In this guide we compare ways of taking multiple columns in a single function argument.
As a refresher (see the programming patterns article), there are two common ways of passing arguments to data-masking functions. For single arguments, embrace with {{
:
my_group_by <- function(data, var) {
data %>% dplyr::group_by({{ var }})
}
my_pivot_longer <- function(data, var) {
data %>% tidyr::pivot_longer({{ var }})
}
For multiple arguments in ...
, pass them on to functions that also take ...
like group_by()
, or pass them within c()
for functions taking tidy selection in a single argument like pivot_longer()
:
# Pass dots through
my_group_by <- function(.data, ...) {
.data %>% dplyr::group_by(...)
}
my_pivot_longer <- function(.data, ...) {
.data %>% tidyr::pivot_longer(c(...))
}
But what if you want to take multiple columns in a single named argument rather than in ...
?
Using tidy selections
The idiomatic tidyverse way of taking multiple columns in a single argument is to take a tidy selection (see the Argument behaviours section). In tidy selections, the syntax for passing multiple columns in a single argument is c()
:
mtcars %>% tidyr::pivot_longer(c(am, cyl, vs))
Since {{
inherits behaviour, this implementation of my_pivot_longer()
automatically allows multiple columns passing:
my_pivot_longer <- function(data, var) {
data %>% tidyr::pivot_longer({{ var }})
}
mtcars %>% my_pivot_longer(c(am, cyl, vs))
For group_by()
, which takes data-masked arguments, we'll use across()
as a bridge (see Bridge patterns).
my_group_by <- function(data, var) {
data %>% dplyr::group_by(across({{ var }}))
}
mtcars %>% my_group_by(c(am, cyl, vs))
When embracing in tidyselect context or using across()
is not possible, you might have to implement tidyselect behaviour manually with tidyselect::eval_select()
.
Using external defusal
To implement an argument with tidyselect behaviour, it is necessary to defuse the argument. However defusing an argument which had historically behaved like a regular argument is a rather disruptive breaking change. This is why we could not implement tidy selections in ggplot2 facetting functions like facet_grid()
and facet_wrap()
.
An alternative is to use external defusal of arguments. This is what formula interfaces do for instance. A modelling function takes a formula in a regular argument and the formula defuses the user code:
my_lm <- function(data, f, ...) {
lm(f, data, ...)
}
mtcars %>% my_lm(disp ~ drat)
Once created, the defused expressions contained in the formula are passed around like a normal argument. A similar approach was taken to update facet_
functions to tidy eval. The vars()
function (a simple alias to quos()
) is provided so that users can defuse their arguments externally.
ggplot2::facet_grid(
ggplot2::vars(cyl),
ggplot2::vars(am, vs)
)
You can implement this approach by simply taking a list of defused expressions as argument. This list can be passed the usual way to other functions taking such lists:
my_facet_grid <- function(rows, cols, ...) {
ggplot2::facet_grid(rows, cols, ...)
}
Or it can be spliced with !!!
:
my_group_by <- function(data, vars) {
stopifnot(is_quosures(vars))
data %>% dplyr::group_by(!!!vars)
}
mtcars %>% my_group_by(dplyr::vars(cyl, am))

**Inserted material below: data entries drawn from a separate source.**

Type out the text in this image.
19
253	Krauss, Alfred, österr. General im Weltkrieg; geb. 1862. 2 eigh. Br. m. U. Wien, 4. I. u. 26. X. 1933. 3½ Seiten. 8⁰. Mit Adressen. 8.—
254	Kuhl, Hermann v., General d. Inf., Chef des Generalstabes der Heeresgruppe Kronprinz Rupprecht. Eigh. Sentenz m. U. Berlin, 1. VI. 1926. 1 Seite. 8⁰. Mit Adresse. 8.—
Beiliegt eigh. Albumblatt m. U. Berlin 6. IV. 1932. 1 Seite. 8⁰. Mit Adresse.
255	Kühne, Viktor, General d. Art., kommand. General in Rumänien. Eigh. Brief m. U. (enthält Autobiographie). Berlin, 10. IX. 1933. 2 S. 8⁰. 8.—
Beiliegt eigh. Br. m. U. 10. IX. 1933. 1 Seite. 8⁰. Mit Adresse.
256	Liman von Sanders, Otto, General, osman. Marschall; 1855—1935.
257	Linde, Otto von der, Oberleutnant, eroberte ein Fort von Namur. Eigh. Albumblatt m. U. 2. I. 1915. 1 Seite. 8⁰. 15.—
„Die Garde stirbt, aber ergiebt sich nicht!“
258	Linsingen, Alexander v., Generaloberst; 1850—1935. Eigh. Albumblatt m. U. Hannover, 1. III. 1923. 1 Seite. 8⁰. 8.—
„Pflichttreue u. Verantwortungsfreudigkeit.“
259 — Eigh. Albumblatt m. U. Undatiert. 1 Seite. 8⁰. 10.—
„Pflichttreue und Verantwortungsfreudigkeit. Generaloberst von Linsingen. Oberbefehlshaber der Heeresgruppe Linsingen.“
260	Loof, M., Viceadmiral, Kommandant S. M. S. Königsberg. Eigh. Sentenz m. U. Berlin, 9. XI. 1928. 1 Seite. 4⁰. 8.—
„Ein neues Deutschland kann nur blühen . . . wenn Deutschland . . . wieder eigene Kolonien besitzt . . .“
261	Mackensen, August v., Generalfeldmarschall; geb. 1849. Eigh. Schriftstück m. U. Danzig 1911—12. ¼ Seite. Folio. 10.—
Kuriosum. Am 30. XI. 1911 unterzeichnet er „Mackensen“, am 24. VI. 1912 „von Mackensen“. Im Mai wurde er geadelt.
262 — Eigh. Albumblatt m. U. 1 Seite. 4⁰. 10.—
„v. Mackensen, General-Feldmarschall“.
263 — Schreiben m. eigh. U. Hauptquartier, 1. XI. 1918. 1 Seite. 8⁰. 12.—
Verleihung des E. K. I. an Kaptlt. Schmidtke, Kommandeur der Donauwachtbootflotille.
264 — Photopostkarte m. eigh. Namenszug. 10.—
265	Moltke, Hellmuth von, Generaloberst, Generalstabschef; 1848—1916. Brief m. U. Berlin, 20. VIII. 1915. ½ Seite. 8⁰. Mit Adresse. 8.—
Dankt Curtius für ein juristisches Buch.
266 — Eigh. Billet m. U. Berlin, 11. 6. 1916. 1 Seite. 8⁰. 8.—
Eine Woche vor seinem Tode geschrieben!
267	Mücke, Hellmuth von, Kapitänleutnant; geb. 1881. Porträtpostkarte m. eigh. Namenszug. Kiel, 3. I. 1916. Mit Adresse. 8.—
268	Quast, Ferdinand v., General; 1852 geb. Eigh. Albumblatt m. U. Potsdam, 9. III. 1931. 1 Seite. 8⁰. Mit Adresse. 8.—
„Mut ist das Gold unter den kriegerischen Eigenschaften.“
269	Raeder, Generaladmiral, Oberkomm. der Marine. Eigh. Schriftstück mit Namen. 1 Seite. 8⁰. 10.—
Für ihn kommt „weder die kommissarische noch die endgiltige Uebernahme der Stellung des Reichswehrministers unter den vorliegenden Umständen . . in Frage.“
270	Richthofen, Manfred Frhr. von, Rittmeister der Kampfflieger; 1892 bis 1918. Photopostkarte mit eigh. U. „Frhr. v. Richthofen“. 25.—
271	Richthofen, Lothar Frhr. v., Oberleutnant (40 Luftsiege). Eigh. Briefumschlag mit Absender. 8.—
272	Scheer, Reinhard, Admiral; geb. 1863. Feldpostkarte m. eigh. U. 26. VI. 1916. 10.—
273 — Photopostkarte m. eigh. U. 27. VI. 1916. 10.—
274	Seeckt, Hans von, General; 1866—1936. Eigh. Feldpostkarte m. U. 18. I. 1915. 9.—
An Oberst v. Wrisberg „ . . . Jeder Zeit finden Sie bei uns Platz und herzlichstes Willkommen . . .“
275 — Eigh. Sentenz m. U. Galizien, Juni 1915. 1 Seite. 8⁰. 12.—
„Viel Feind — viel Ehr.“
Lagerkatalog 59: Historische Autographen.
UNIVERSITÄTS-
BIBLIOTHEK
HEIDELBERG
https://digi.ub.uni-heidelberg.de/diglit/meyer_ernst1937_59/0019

A non-approach: Parsing lists
Intuitively, many programmers who want to take a list of expressions in a single argument try to defuse an argument and parse it. The user is expected to supply multiple arguments within a list()
expression. When such a call is detected, the arguments are retrieved and spliced with !!!
. Otherwise, the user is assumed to have supplied a single argument which is injected with !!
. An implementation along these lines might look like this:
my_group_by <- function(data, vars) {
vars <- enquo(vars)
if (quo_is_call(vars, "list")) {
expr <- quo_get_expr(vars)
env <- quo_get_env(vars)
args <- as_quosures(call_args(expr), env = env)
data %>% dplyr::group_by(!!!args)
} else {
data %>% dplyr::group_by(!!vars)
}
}
This does work in simple cases:
mtcars %>% my_group_by(cyl) %>% dplyr::group_vars()
#> [1] "cyl"
mtcars %>% my_group_by(list(cyl, am)) %>% dplyr::group_vars()
#> [1] "cyl" "am"
However this parsing approach quickly shows limits:
mtcars %>% my_group_by(list2(cyl, am))
#> Error in `group_by()`: Can't add columns.
#> i `..1 = list2(cyl, am)`.
#> i `..1` must be size 32 or 1, not 2.
Also, it would be better for overall consistency of interfaces to use the tidyselect syntax c()
for passing multiple columns. In general, we recommend to use either the tidyselect or the external defusal approaches.